Kraft Heinz a annoncé ce vendredi qu'elle avait fait une offre au géant néerlandais Unilever pour fusionner les deux entreprises et créer ainsi une "une entreprise majeure de biens de consommation avec une croissance de long terme et des revenus durables". L’Américain qui s’est fait éconduire ne s’avoue pas vaincu pour autant. "Même si Unilever a décliné l'offre, nous espérons pouvoir conclure un accord sur les termes d'une transaction", a-t-il fait savoir dans un communiqué diffusé par la Bourse de Londres où Unilever est coté sans s’engager formellement sur une nouvelle offre qui dépasserait la somme initiale proposée de 143 milliards de dollars (134 milliards d’euros).
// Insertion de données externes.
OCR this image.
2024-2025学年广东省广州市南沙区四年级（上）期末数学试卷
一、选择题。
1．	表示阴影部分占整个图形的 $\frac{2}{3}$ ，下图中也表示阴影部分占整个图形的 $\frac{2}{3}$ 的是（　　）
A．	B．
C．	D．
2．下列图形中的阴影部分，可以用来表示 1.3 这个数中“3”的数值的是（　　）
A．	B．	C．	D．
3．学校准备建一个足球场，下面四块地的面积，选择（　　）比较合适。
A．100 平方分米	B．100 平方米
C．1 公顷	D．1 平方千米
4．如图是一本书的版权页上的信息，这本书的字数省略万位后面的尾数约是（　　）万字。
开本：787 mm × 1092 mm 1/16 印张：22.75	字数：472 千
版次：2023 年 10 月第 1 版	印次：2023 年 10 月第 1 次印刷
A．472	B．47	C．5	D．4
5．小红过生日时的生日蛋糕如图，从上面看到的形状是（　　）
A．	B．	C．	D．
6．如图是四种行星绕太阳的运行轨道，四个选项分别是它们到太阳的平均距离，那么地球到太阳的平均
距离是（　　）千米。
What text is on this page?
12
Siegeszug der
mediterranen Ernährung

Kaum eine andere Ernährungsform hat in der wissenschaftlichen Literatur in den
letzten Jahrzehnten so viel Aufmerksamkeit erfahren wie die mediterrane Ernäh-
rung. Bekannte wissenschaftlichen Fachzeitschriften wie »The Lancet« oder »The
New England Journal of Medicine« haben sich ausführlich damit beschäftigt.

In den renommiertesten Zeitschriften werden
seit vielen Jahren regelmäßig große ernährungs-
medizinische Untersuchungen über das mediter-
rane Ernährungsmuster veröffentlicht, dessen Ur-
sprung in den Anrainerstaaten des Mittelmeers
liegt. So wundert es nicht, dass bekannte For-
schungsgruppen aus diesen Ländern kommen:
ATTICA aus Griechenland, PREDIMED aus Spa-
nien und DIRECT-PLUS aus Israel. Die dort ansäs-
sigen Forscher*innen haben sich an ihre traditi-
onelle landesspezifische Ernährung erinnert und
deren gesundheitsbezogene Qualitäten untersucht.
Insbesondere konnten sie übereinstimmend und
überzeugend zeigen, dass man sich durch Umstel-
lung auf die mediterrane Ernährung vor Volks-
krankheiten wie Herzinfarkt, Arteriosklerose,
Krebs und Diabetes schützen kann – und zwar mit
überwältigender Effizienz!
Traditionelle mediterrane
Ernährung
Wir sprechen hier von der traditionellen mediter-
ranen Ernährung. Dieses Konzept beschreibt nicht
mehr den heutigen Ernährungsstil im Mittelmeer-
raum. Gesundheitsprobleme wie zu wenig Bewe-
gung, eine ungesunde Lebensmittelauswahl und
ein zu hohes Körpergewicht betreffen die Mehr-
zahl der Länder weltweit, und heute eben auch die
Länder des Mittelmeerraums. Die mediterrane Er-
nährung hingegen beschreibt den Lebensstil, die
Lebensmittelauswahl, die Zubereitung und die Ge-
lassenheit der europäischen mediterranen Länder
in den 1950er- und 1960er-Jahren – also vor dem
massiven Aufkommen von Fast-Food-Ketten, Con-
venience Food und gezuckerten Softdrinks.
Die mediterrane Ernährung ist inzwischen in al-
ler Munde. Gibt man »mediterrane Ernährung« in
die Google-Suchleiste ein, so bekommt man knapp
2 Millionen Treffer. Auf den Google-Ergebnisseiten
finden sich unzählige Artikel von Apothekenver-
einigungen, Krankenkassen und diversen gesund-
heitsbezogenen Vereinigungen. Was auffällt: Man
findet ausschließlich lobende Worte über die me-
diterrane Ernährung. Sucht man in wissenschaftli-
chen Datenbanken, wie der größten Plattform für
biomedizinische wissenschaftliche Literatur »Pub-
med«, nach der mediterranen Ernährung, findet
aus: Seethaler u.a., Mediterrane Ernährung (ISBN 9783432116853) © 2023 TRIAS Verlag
L'helvético-brésilien Jorge Paulo Lemann, à la tête du fonds 3G, et l'américain Warren Buffett, tous deux actionnaires de Kraft-Heinz seraient à la manoeuvre dans cette opération.

Unilever pas intéressé

La direction d'Unilever estime pour sa part que la proposition le "sous-évalue fondamentalement', précisant qu’elle ne voit dans cette union "aucun avantage qu'il soit financier ou stratégique, pour les actionnaires d'Unilever" et qu'il "n'existe aucune base pour de nouvelles discussions".
Issu de la fusion en 2015 des groupes Heinz et Kraft Foods, Kraft Heinz (café Maxwell, fromages Philadelphia…) affiche un chiffre d'affaires annuel de 26,5 milliards de dollars (24,9 mrds EUR).
Unilever qui commercialise notamment à travers le monde les soupes Knorr, l'huile d'olive Bertolli, les déodorants Rexona et les glaces Ben and Jerry's génère 52,7 milliards d'euros de vente et emploie 173.000 personnes. S’il a dégagé en 2016 un bénéfice net en hausse de 5,5%, le groupe s'attend à un début d'année 2017 "lent" en raison de "conditions de marché difficiles".